Note that this angle is counterclockwise-positive, while most gyros are clockwise positive.
- get_left_current_draw() wpimath.units.amperes
Returns the currently drawn current for the left side.
- get_left_position() wpimath.units.meters
Get the left encoder position in meters.
- Returns:
The encoder position.
- get_left_position_feet() wpimath.units.feet
- get_left_position_inches() wpimath.units.inches
- get_left_velocity() wpimath.units.meters_per_second
Get the left encoder velocity in meters per second.
- Returns:
The encoder velocity.
- get_left_velocity_fps() wpimath.units.feet_per_second
- get_pose() wpimath._wpimath.Pose2d
Returns the current pose.
- get_right_current_draw() wpimath.units.amperes
Returns the currently drawn current for the right side.
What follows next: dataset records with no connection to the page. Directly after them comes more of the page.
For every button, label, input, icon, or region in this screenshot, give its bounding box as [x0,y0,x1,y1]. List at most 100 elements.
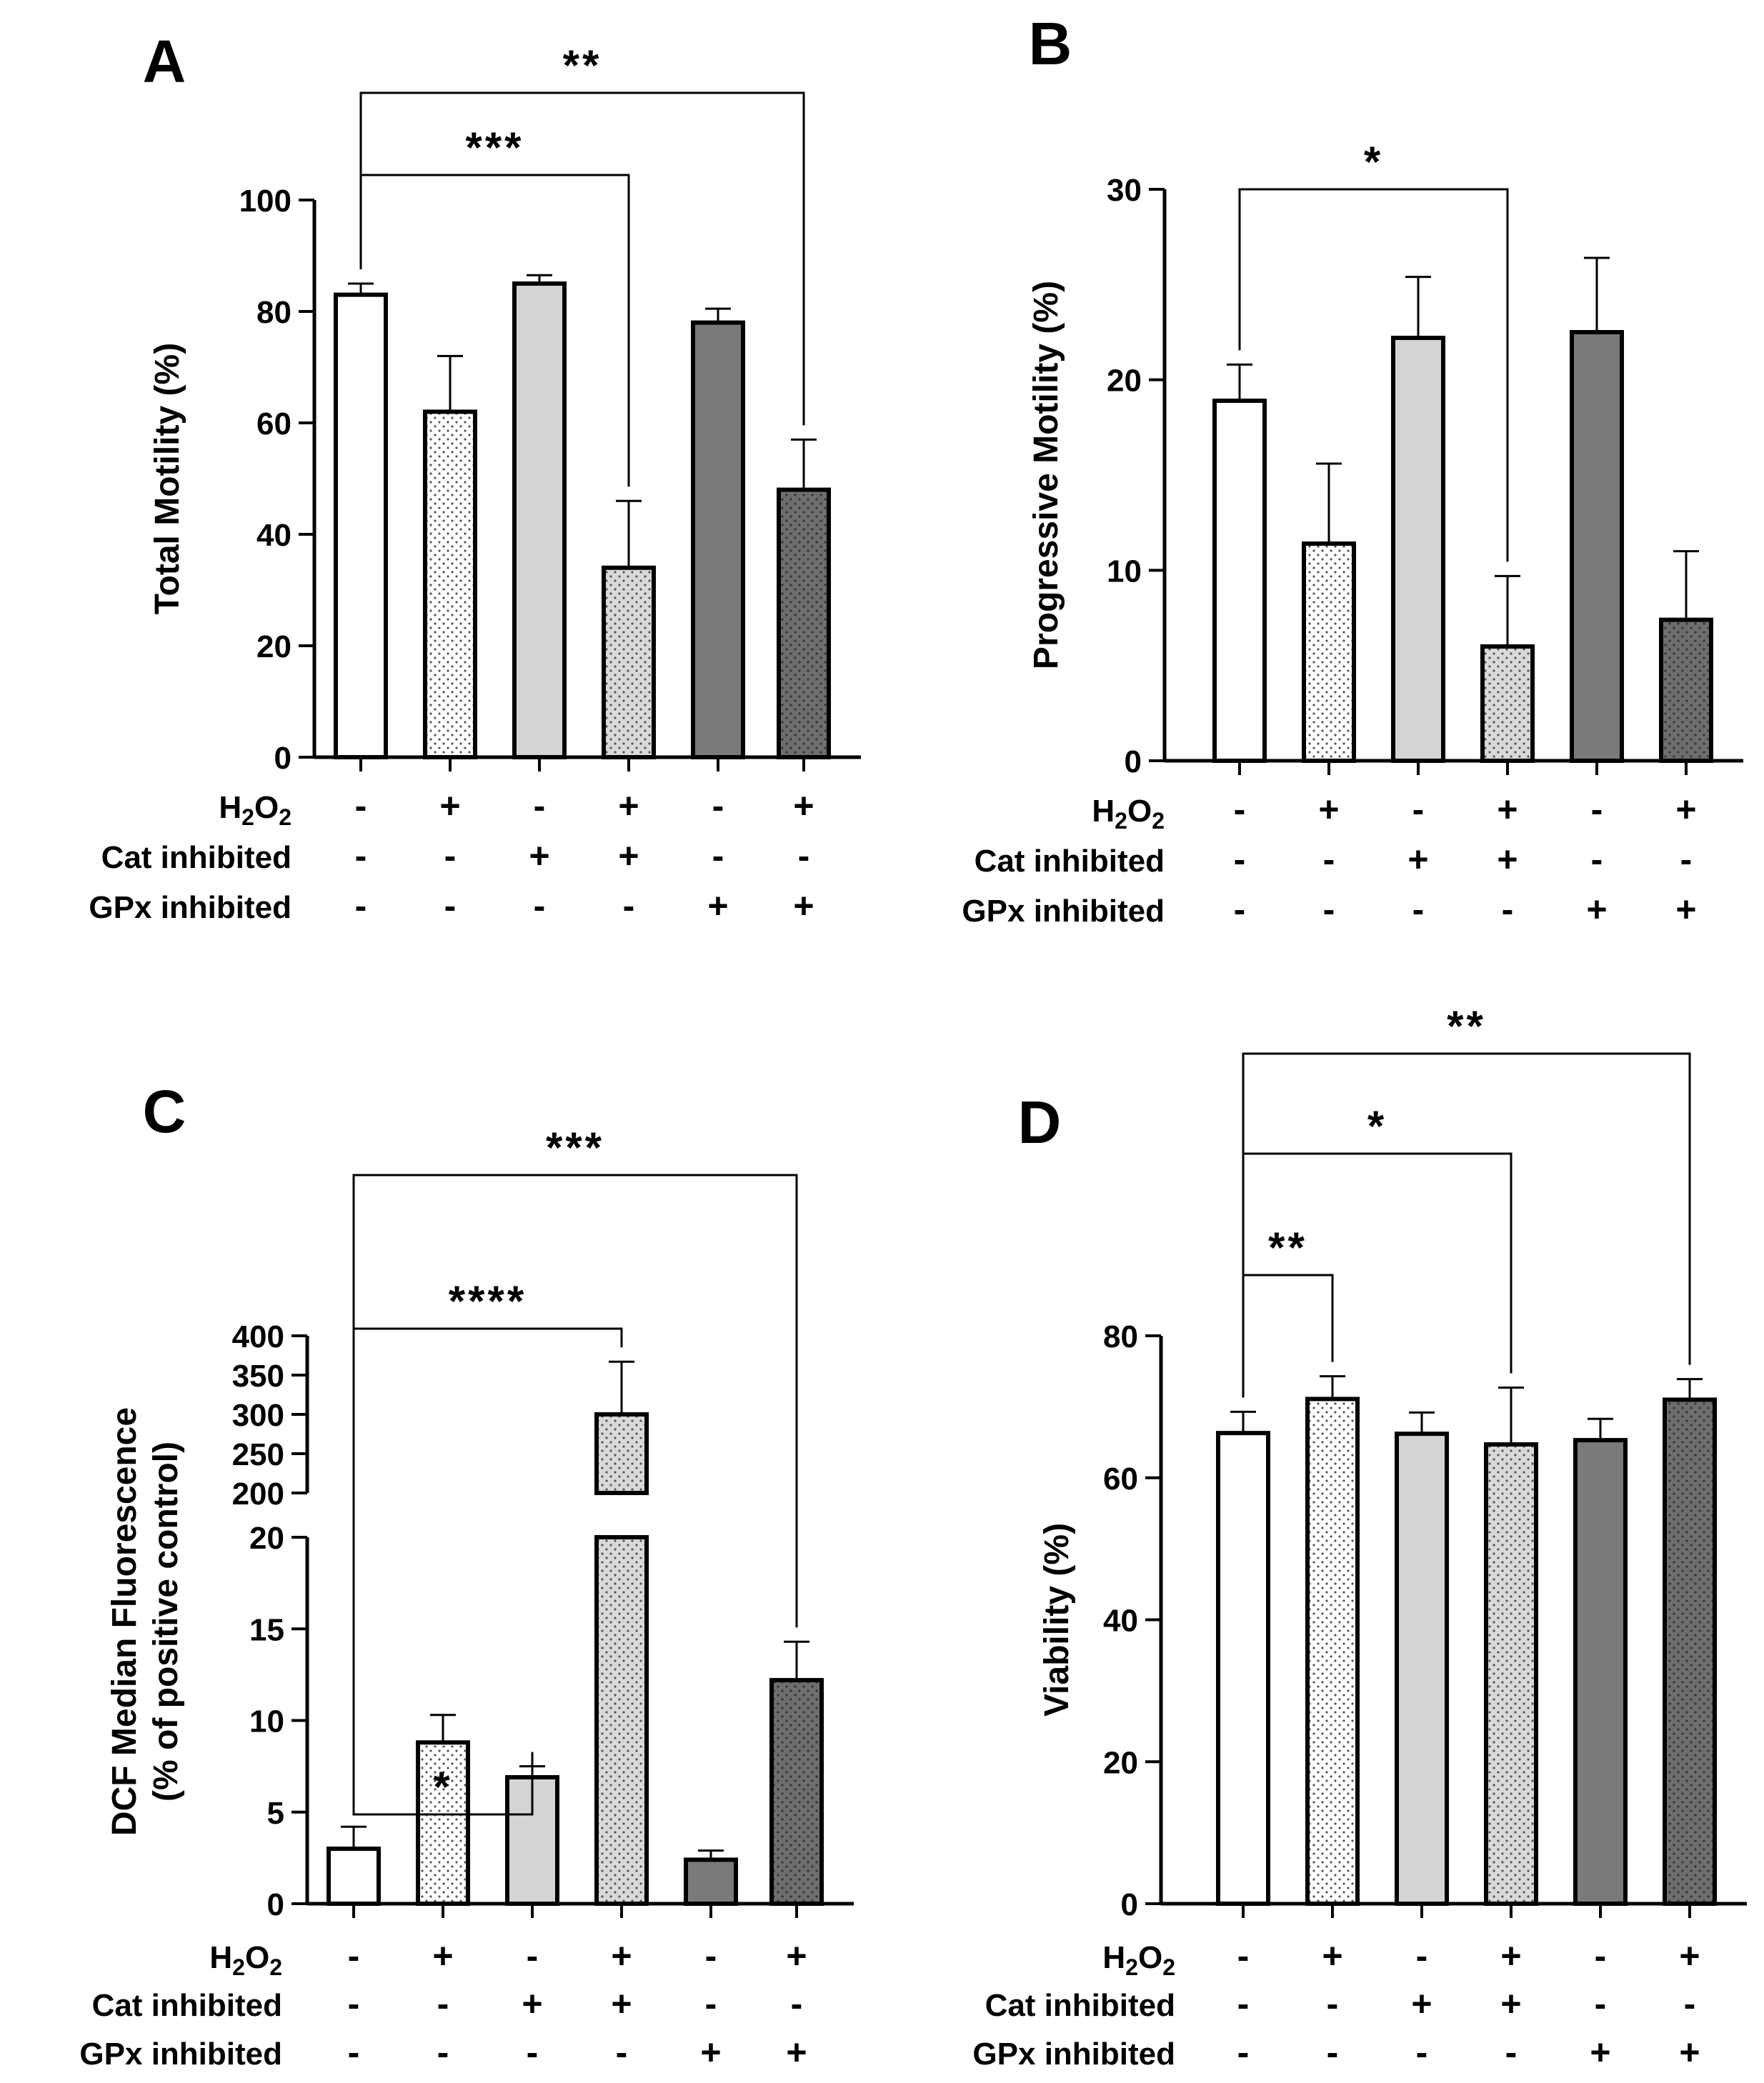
condition-sign: - [1237,1984,1250,2024]
condition-sign: - [348,2032,360,2072]
y-tick-label: 5 [267,1796,284,1831]
condition-sign: + [700,2032,721,2072]
panel-label: C [143,1078,186,1145]
condition-sign: + [611,1984,632,2024]
condition-sign: + [522,1984,542,2024]
y-tick-label: 20 [256,629,291,664]
condition-sign: + [439,786,460,826]
significance-bracket [359,91,805,426]
condition-sign: + [786,2032,807,2072]
condition-sign: - [444,886,457,926]
bar [1480,644,1535,763]
condition-sign: + [529,836,549,876]
bar [777,487,831,759]
row-label-cat: Cat inhibited [985,1988,1175,2023]
bar [769,1678,824,1907]
bar [602,565,656,759]
bar-lower [594,1535,649,1906]
condition-sign: - [712,836,724,876]
condition-sign: - [1595,1936,1607,1976]
y-tick-label: 80 [1103,1319,1138,1354]
condition-sign: + [1497,789,1518,829]
y-axis-label: DCF Median Fluorescence [106,1407,144,1836]
condition-sign: - [1234,889,1246,929]
condition-sign: + [1590,2032,1610,2072]
bar [1395,1432,1449,1906]
y-tick-label: 40 [1103,1604,1138,1639]
y-tick-label: 100 [239,184,291,219]
condition-sign: + [1500,1984,1521,2024]
significance-label: **** [449,1277,527,1325]
bar-upper [594,1412,649,1495]
condition-sign: + [1497,839,1518,879]
row-label-cat: Cat inhibited [975,844,1165,879]
significance-bracket [352,1752,534,1816]
condition-sign: - [355,786,367,826]
condition-sign: - [1323,839,1335,879]
condition-sign: - [534,886,546,926]
row-label-h2o2: H2O2 [209,1940,282,1980]
condition-sign: - [534,786,546,826]
bar [327,1847,381,1907]
bar [416,1740,470,1907]
significance-label: * [1364,138,1383,186]
significance-bracket [359,174,630,487]
y-tick-label: 20 [1103,1745,1138,1780]
condition-sign: + [1679,1936,1700,1976]
bar [1212,399,1267,763]
y-axis-label: Total Motility (%) [149,343,186,614]
significance-bracket [352,1327,623,1813]
bar [423,409,477,760]
bar [1663,1397,1717,1906]
condition-sign: - [1680,839,1693,879]
panel-label: A [143,28,186,95]
bar [684,1857,738,1906]
y-tick-label: 0 [274,741,291,776]
bar [1570,330,1624,763]
row-label-gpx: GPx inhibited [89,890,291,925]
panel-label: B [1029,10,1072,77]
bar [1573,1438,1628,1907]
condition-sign: + [618,786,639,826]
condition-sign: - [705,1936,717,1976]
condition-sign: - [527,1936,539,1976]
y-tick-label: 60 [1103,1462,1138,1497]
y-tick-label: 350 [232,1359,284,1394]
condition-sign: - [623,886,635,926]
row-label-gpx: GPx inhibited [962,894,1165,929]
significance-label: * [1367,1102,1387,1150]
condition-sign: + [1500,1936,1521,1976]
row-label-h2o2: H2O2 [219,790,291,830]
y-tick-label: 60 [256,406,291,441]
condition-sign: + [1679,2032,1700,2072]
significance-label: * [433,1763,452,1811]
y-tick-label: 10 [1107,554,1142,589]
y-tick-label: 20 [1107,364,1142,399]
condition-sign: - [1591,789,1603,829]
bar [1484,1442,1538,1906]
condition-sign: - [1237,1936,1250,1976]
condition-sign: - [1595,1984,1607,2024]
condition-sign: + [1411,1984,1432,2024]
condition-sign: - [1502,889,1514,929]
condition-sign: + [1318,789,1339,829]
condition-sign: - [1234,789,1246,829]
condition-sign: - [798,836,810,876]
y-tick-label: 30 [1107,173,1142,208]
y-tick-label: 10 [249,1704,284,1739]
significance-bracket [1242,1052,1691,1398]
condition-sign: + [786,1936,807,1976]
condition-sign: - [355,836,367,876]
condition-sign: + [793,886,814,926]
condition-sign: + [618,836,639,876]
significance-label: *** [465,124,524,171]
significance-label: *** [546,1124,604,1172]
condition-sign: + [432,1936,453,1976]
condition-sign: + [707,886,728,926]
bar [334,292,388,760]
y-tick-label: 20 [249,1521,284,1556]
condition-sign: - [1327,2032,1339,2072]
condition-sign: + [1586,889,1607,929]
- get_right_position() wpimath.units.meters
Get the right encoder position in meters.
- Returns:
The encoder position.
- get_right_position_feet() wpimath.units.feet
- get_right_position_inches() wpimath.units.inches
- get_right_velocity() wpimath.units.meters_per_second
Get the right encoder velocity in meters per second.
- Returns:
The encoder velocity.
- get_right_velocity_fps() wpimath.units.feet_per_second
- get_state(*args, **kwargs)
Overloaded function.
get_state(self: wpilib.simulation._simulation.DifferentialDrivetrainSim) -> typing.Annotated[numpy.typing.NDArray[numpy.float64], “[7, 1]”]
Returns the current state vector x. Note that this will not include noise!
get_state(self: wpilib.simulation._simulation.DifferentialDrivetrainSim, state: typing.SupportsInt | typing.SupportsIndex) -> float
Returns an element of the state vector. Note that this will not include noise!
- Parameters:
state – The row of the state vector.
- set_gearing(new_gearing: SupportsFloat | SupportsIndex) None
Sets the gearing reduction on the drivetrain. This is commonly used for shifting drivetrains.
- Parameters:
new_gearing – The new gear ratio, as output over input.
- set_inputs(left_voltage: wpimath.units.volts, right_voltage: wpimath.units.volts) None
Sets the applied voltage to the drivetrain. Note that positive voltage must make that side of the drivetrain travel forward (+X).
- Parameters:
left_voltage – The left voltage.
right_voltage – The right voltage.
- set_pose(pose: wpimath._wpimath.Pose2d) None
Sets the system pose.
- Parameters:
pose – The pose.
- set_state(state: Annotated[numpy.typing.ArrayLike, numpy.float64, '[7, 1]']) None
Sets the system state.
- Parameters:
state – The state.
- update(dt: wpimath.units.seconds) None
Updates the simulation.
- Parameters:
dt – The time that’s passed since the last Update(wpi::units::second_t) call.